This paper describes the planning and operations involved in the intact salvage and relocation of a five-well drilling platform in the Gulf of Mexico. The operation employed unique procedures to plug, abandon, and remove existing dry hole wells; to free the below-mudline portions of the platform jacket; and to minimize the size and amount of lifting equipment required. These planning and methods innovations resulted in a significant reduction in heavy lift equipment requirements, with a corresponding reduction in cost of the project.


Humble Oil &Refining Company's South Pass Block 36 "A" Platform was originally erected in September 1963. This structure was a four-pile, five-well, tender type platform in 165 feet of water. It utilized a special five-well drilling rig sub-structure and derrick which required no rig skidding. The platform foundation jacket weighed 576 tons, and three 250 ton derrick barges were required to originally set it in position (Figure 1). Pertinent features of the jacket (Figure 2) included (1) four 34 inch O.D. main legs, battered 1 in 5, (2) a center 34 inch O.D.; combination non-bearing leg and conductor guide, (3) four 36 inch O.D., skirt pile guides, and (4) a 50 feet × 50 feet square, solid plate "shear box" attached to the bottom of the jacket and extending 28 feet below the mudline.

Drilling operations resulted in three unsuccessful wells, and the drilling rig was removed in August 1964.

In mid-1966 it was proposed to salvage the foundation jacket for reuse to support a new 62 man self-contained living quarters building in West Delta Block 73, where the water depth was the same 165 feet.

The salvage and re-installation of this structure presented four major problem areas which correspond to the four operational phases of the project.

  1. Well Abandonment and Removal

    Three unperforated wells were left standing. Two required abandonment in conformance with governmental regulations. The required cement plugs had been placed in the third well by the drilling rig. All three had to be cut off below mudline, and if possible, removed prior to moving the jacket.

  2. Foundation Jacket Removal

    The dead weight of the jacket plus the frictional resistance of the "shear box" indicated an upward lift in excess of 800 tons would be necessary to remove the structure.

  3. Transport of Jacket to New Location

    Three methods of transporting the jacket approximately 30 miles in semi-open Gulf waters appeared to be possible.

    • The jacket could be set on a barge, and the barge towed to the new location. This would require over 500 tons of lifting capacity to re-install.

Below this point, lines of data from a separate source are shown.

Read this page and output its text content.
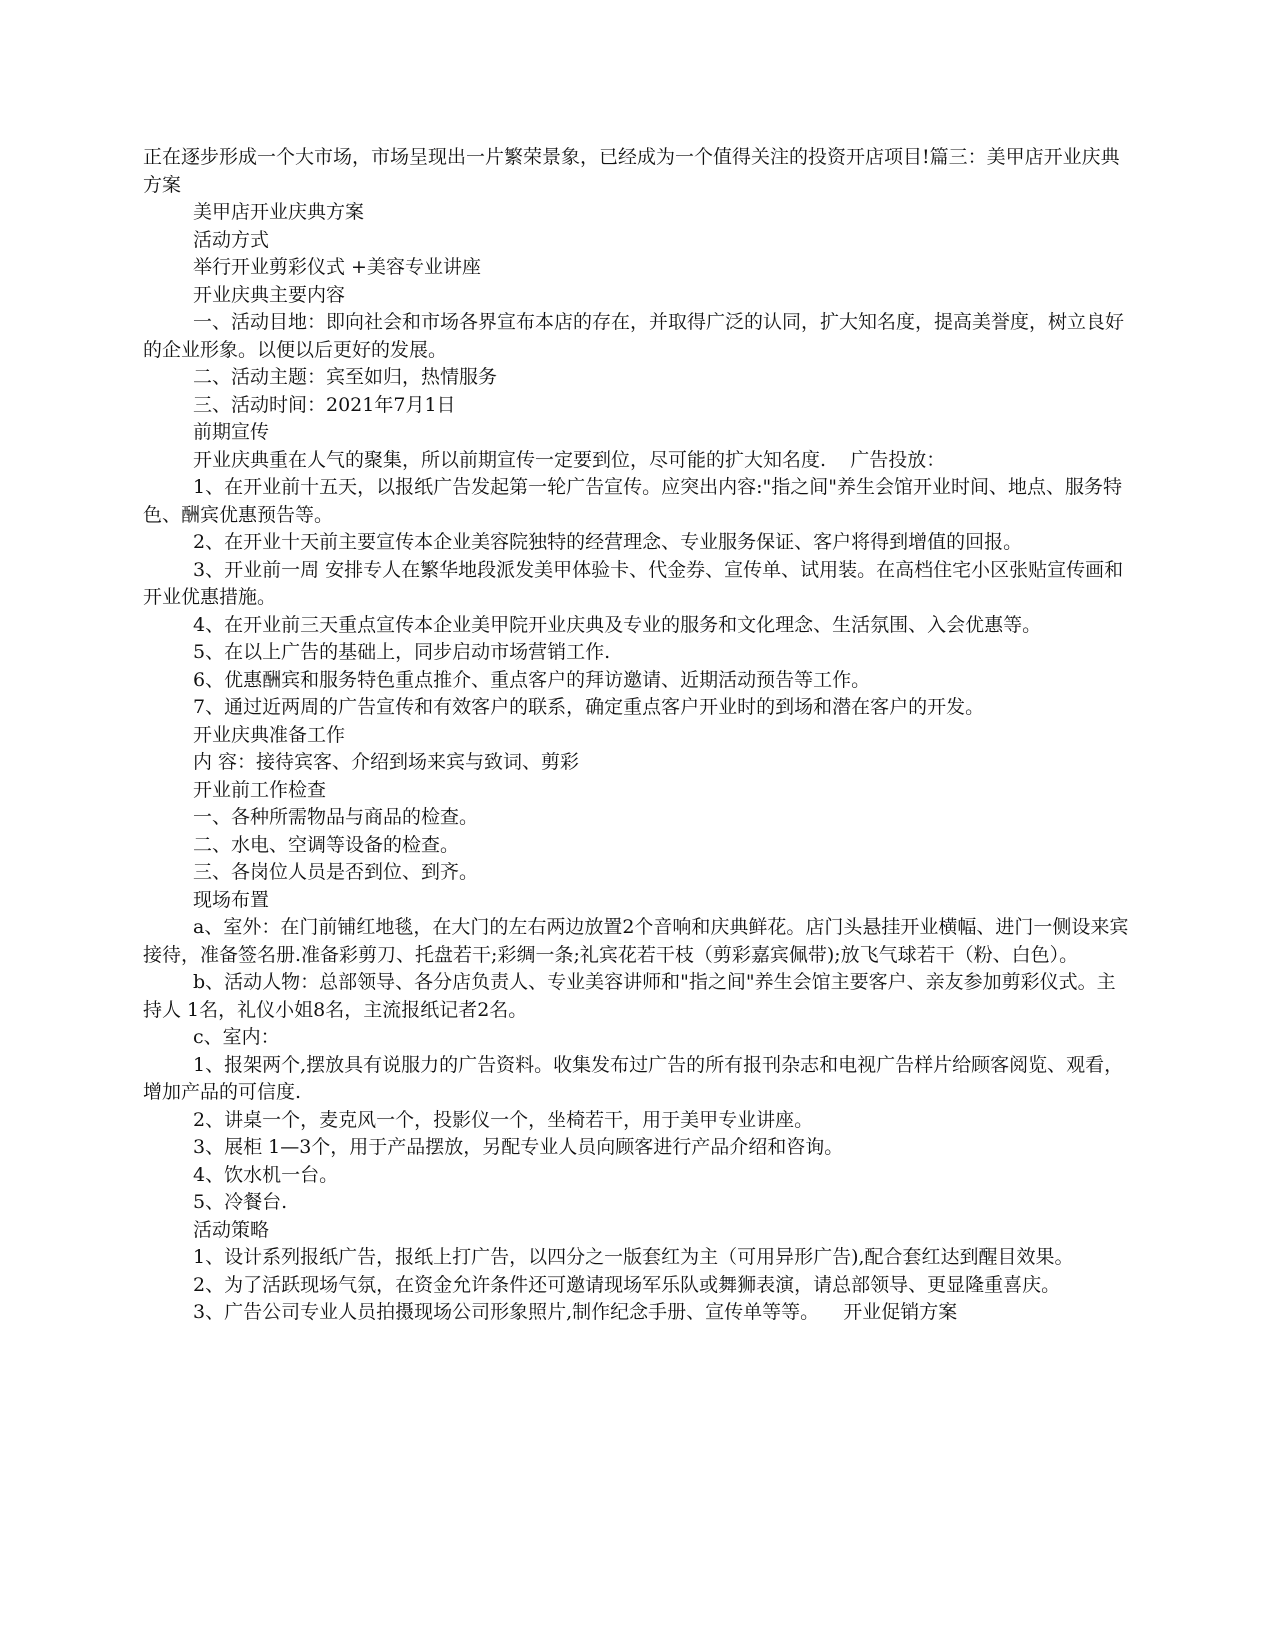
正在逐步形成一个大市场，市场呈现出一片繁荣景象，已经成为一个值得关注的投资开店项目!篇三：美甲店开业庆典方案

美甲店开业庆典方案

活动方式

举行开业剪彩仪式 +美容专业讲座

开业庆典主要内容

一、活动目地：即向社会和市场各界宣布本店的存在，并取得广泛的认同，扩大知名度，提高美誉度，树立良好的企业形象。以便以后更好的发展。

二、活动主题：宾至如归，热情服务

三、活动时间：2021年7月1日

前期宣传

开业庆典重在人气的聚集，所以前期宣传一定要到位，尽可能的扩大知名度.    广告投放：

1、在开业前十五天，以报纸广告发起第一轮广告宣传。应突出内容:"指之间"养生会馆开业时间、地点、服务特色、酬宾优惠预告等。

2、在开业十天前主要宣传本企业美容院独特的经营理念、专业服务保证、客户将得到增值的回报。

3、开业前一周 安排专人在繁华地段派发美甲体验卡、代金券、宣传单、试用装。在高档住宅小区张贴宣传画和开业优惠措施。

4、在开业前三天重点宣传本企业美甲院开业庆典及专业的服务和文化理念、生活氛围、入会优惠等。

5、在以上广告的基础上，同步启动市场营销工作.

6、优惠酬宾和服务特色重点推介、重点客户的拜访邀请、近期活动预告等工作。

7、通过近两周的广告宣传和有效客户的联系，确定重点客户开业时的到场和潜在客户的开发。

开业庆典准备工作

内 容：接待宾客、介绍到场来宾与致词、剪彩

开业前工作检查

一、各种所需物品与商品的检查。

二、水电、空调等设备的检查。

三、各岗位人员是否到位、到齐。

现场布置

a、室外：在门前铺红地毯，在大门的左右两边放置2个音响和庆典鲜花。店门头悬挂开业横幅、进门一侧设来宾接待，准备签名册.准备彩剪刀、托盘若干;彩绸一条;礼宾花若干枝（剪彩嘉宾佩带);放飞气球若干（粉、白色）。

b、活动人物：总部领导、各分店负责人、专业美容讲师和"指之间"养生会馆主要客户、亲友参加剪彩仪式。主持人 1名，礼仪小姐8名，主流报纸记者2名。

c、室内：

1、报架两个,摆放具有说服力的广告资料。收集发布过广告的所有报刊杂志和电视广告样片给顾客阅览、观看，增加产品的可信度.

2、讲桌一个，麦克风一个，投影仪一个，坐椅若干，用于美甲专业讲座。

3、展柜 1—3个，用于产品摆放，另配专业人员向顾客进行产品介绍和咨询。

4、饮水机一台。

5、冷餐台.

活动策略

1、设计系列报纸广告，报纸上打广告，以四分之一版套红为主（可用异形广告),配合套红达到醒目效果。

2、为了活跃现场气氛，在资金允许条件还可邀请现场军乐队或舞狮表演，请总部领导、更显隆重喜庆。

3、广告公司专业人员拍摄现场公司形象照片,制作纪念手册、宣传单等等。    开业促销方案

    • The jacket could be made buoyant and towed in a horizontal plane.

    • The jacket could be lifted vertically with the derrick barge crane, held with the crane, and the derrick barge towed to the new location.

  4. Installation at New Location

    The "shear box" created a problem at the new location. Although needed at South Pass, it was not needed and assumed to be extremely difficult to install at West Delta.